Professor, Rutgers University, New Brunswick, N.J.
Rutgers Council of AAUP Chapters, Local 6323
In the world, America has the highest percentage of its population incarcerated, but is only sixth among developed countries when it comes to college degree attainment. And New Jersey has among the worst ratios of corrections-to-higher ed spending in the United States: It spends almost twice as much on prisons as it does on colleges and universities. Nancy Wolff does not cite any of these statistics when she talks about her work with the women of the Edna Mahan Correctional Facility for Women in Clinton, N.J. She talks about people. She is an economist, a professor and the director of the Center for Behavioral Health Services & Criminal Justice Research at Rutgers University. Her curriculum vitae shows the prolific work of a prodigious scholar, but she doesn’t talk about that either. She talks, instead, about programs she has developed that encourage female prison inmates to focus on healing their minds and bodies as they prepare to re-enter society and live productive lives. While her research agenda has her at the prison four days a week this year, she spends another two days volunteering there as well.
Wolff views this work as a reciprocal process. She does research on offenders to learn what helps people deeply troubled by their pasts, mental illness and the deeds they have done. Then she asks them, “What do you need?” Their answers have resulted in the creation of programs and resources used by hundreds of inmates:
• Books Behind Bars encourages reading and discussion in a book club format. Wolff uses her own funds to pay for all the books.
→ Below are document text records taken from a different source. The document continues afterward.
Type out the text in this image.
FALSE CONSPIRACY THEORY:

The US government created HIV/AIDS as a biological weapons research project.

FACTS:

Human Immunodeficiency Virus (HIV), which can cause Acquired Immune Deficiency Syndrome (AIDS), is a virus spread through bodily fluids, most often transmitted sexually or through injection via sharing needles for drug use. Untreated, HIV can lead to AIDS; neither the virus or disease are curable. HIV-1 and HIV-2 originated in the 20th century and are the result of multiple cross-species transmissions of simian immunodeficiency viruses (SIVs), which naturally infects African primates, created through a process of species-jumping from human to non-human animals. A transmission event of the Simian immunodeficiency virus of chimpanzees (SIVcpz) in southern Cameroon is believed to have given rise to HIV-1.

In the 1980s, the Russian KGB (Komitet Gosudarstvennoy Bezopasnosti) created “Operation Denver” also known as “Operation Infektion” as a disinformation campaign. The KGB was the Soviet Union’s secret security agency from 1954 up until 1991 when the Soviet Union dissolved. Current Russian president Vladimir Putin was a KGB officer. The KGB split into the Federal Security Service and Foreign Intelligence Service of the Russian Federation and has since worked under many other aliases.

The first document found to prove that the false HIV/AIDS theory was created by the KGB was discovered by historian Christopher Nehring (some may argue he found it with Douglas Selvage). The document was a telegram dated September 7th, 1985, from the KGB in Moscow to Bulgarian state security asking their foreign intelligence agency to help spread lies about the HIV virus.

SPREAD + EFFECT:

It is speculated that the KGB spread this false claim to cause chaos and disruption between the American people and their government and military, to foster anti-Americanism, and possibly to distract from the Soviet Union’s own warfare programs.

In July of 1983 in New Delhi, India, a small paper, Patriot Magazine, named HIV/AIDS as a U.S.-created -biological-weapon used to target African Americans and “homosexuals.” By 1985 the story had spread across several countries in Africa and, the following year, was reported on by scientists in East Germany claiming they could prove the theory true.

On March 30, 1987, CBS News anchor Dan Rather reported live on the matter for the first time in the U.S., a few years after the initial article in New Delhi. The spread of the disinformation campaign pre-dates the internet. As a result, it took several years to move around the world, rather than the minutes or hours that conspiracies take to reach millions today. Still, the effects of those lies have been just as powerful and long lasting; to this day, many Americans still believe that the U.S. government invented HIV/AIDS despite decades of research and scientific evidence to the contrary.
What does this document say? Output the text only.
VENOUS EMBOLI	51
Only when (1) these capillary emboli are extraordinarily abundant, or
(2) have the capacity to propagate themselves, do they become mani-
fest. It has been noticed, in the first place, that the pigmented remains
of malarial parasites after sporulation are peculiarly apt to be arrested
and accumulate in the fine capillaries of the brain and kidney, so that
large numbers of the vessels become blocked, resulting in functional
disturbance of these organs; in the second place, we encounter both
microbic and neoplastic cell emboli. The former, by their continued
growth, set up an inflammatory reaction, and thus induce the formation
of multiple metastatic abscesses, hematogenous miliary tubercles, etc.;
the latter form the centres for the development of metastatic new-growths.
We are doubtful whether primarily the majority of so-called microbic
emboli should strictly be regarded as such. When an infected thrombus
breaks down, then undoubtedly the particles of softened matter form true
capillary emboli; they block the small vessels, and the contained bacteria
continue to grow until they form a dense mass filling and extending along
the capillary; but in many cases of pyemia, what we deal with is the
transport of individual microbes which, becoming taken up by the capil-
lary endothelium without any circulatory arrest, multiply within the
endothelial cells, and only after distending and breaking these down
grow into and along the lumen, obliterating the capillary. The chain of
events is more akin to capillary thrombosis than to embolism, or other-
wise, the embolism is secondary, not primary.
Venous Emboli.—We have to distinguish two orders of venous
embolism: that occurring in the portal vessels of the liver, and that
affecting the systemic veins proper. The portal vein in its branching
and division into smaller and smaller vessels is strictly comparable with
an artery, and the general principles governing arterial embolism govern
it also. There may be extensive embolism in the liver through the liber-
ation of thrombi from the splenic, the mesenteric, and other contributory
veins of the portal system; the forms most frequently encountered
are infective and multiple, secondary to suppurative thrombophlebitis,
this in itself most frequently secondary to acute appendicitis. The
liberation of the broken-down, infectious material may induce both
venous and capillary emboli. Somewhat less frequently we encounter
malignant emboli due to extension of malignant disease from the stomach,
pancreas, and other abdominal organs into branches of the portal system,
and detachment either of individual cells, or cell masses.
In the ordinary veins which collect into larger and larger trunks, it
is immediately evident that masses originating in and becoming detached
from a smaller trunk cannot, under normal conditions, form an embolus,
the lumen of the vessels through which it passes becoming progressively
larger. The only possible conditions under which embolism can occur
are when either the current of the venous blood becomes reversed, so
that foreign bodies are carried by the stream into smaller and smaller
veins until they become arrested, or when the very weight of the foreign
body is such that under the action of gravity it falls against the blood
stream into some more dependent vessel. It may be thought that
Recently, she liquidated her home and used the proceeds from the sale of her artwork and possessions to buy more books. • Community 101, a skills-based, practice-focused program, prepares inmates for successful community living.
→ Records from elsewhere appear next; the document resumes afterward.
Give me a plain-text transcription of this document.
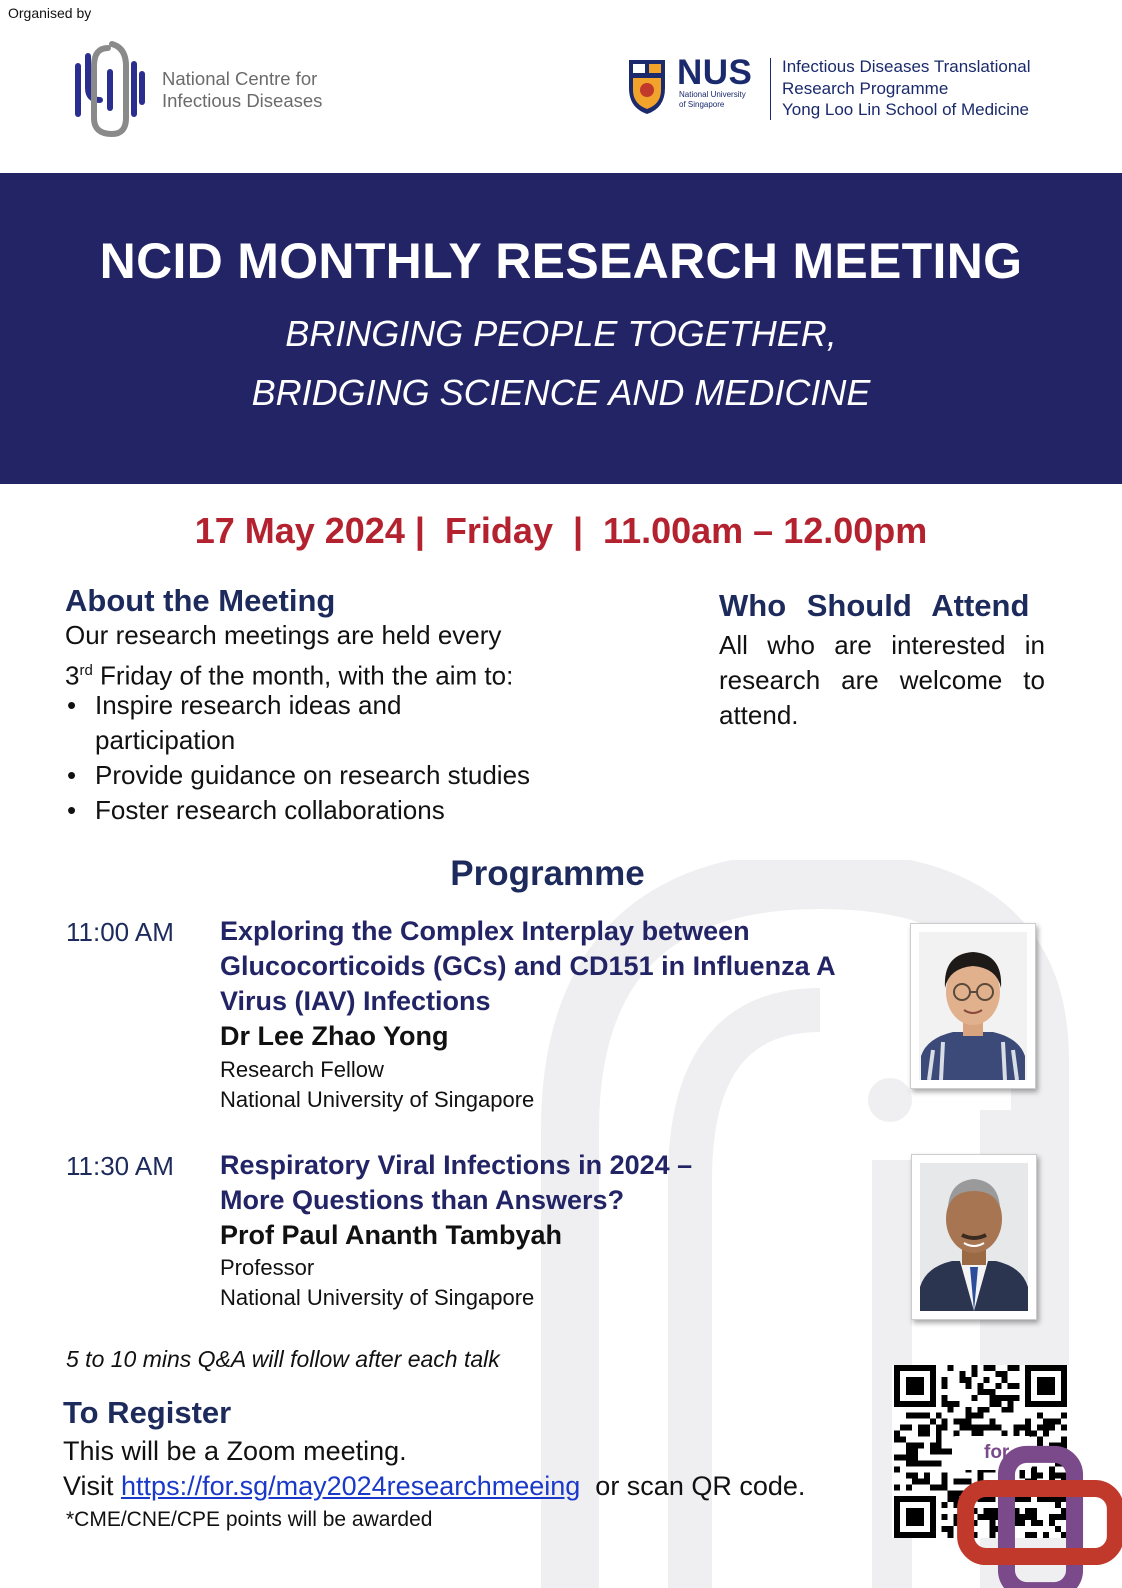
Organised by
National Centre for
Infectious Diseases
NUS
National University
of Singapore
Infectious Diseases Translational
Research Programme
Yong Loo Lin School of Medicine
NCID MONTHLY RESEARCH MEETING
BRINGING PEOPLE TOGETHER,
BRIDGING SCIENCE AND MEDICINE
17 May 2024 |  Friday  |  11.00am – 12.00pm
About the Meeting
Our research meetings are held every
3rd Friday of the month, with the aim to:
• Inspire research ideas and participation
• Provide guidance on research studies
• Foster research collaborations
Who Should Attend
All who are interested in research are welcome to attend.
Programme
11:00 AM Exploring the Complex Interplay between Glucocorticoids (GCs) and CD151 in Influenza A Virus (IAV) Infections
Dr Lee Zhao Yong
Research Fellow
National University of Singapore
11:30 AM Respiratory Viral Infections in 2024 – More Questions than Answers?
Prof Paul Ananth Tambyah
Professor
National University of Singapore
5 to 10 mins Q&A will follow after each talk
To Register
This will be a Zoom meeting.
Visit https://for.sg/may2024researchmeeing  or scan QR code.
*CME/CNE/CPE points will be awarded
for.sg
• In-prison Community Centers are peer-operated centers that have computers and printers for resume and letter writing; county-specific resource binders containing information on employment, housing, education, food, health/mental health care and so forth; and a self-help library. More than 200 women use the centers each month.
• The Bridge newsletter, edited by Wolff, focuses on re-entry issues for people getting themselves ready to return to society.
• Pounds Off Program is a weight loss, exercise and body image program found by Wolff in 2010. This program addresses the obesity problem among incarcerated women and correlated difficulties with low self-esteem.
Glenda Haskell is a friend and former academic colleague of Wolff’s who has known her for 30 years. She says she will never forget the day she visited Wolff’s prison class as a guest. “She asked people to introduce themselves to me. Spontaneously, they launched into testimonials showing how deeply they knew Dr. Wolff and cared about her. As they did this, I was openly weeping because of the power of the difference she was making in these women’s lives.” Another colleague, center research coordinator Jessica Huening, is Wolff’s mentee. She says it is in the fabric of Wolff’s makeup “to teach, to empower and to disseminate information to whomever she meets.” “When you get people to stop all the negative self-talk, to feel supported, to see what their strengths are—when you build off that perspective—you can see people flourish,” says Wolff. “I am a very fortunate woman in that I get to do what inspires me and gives me passion.”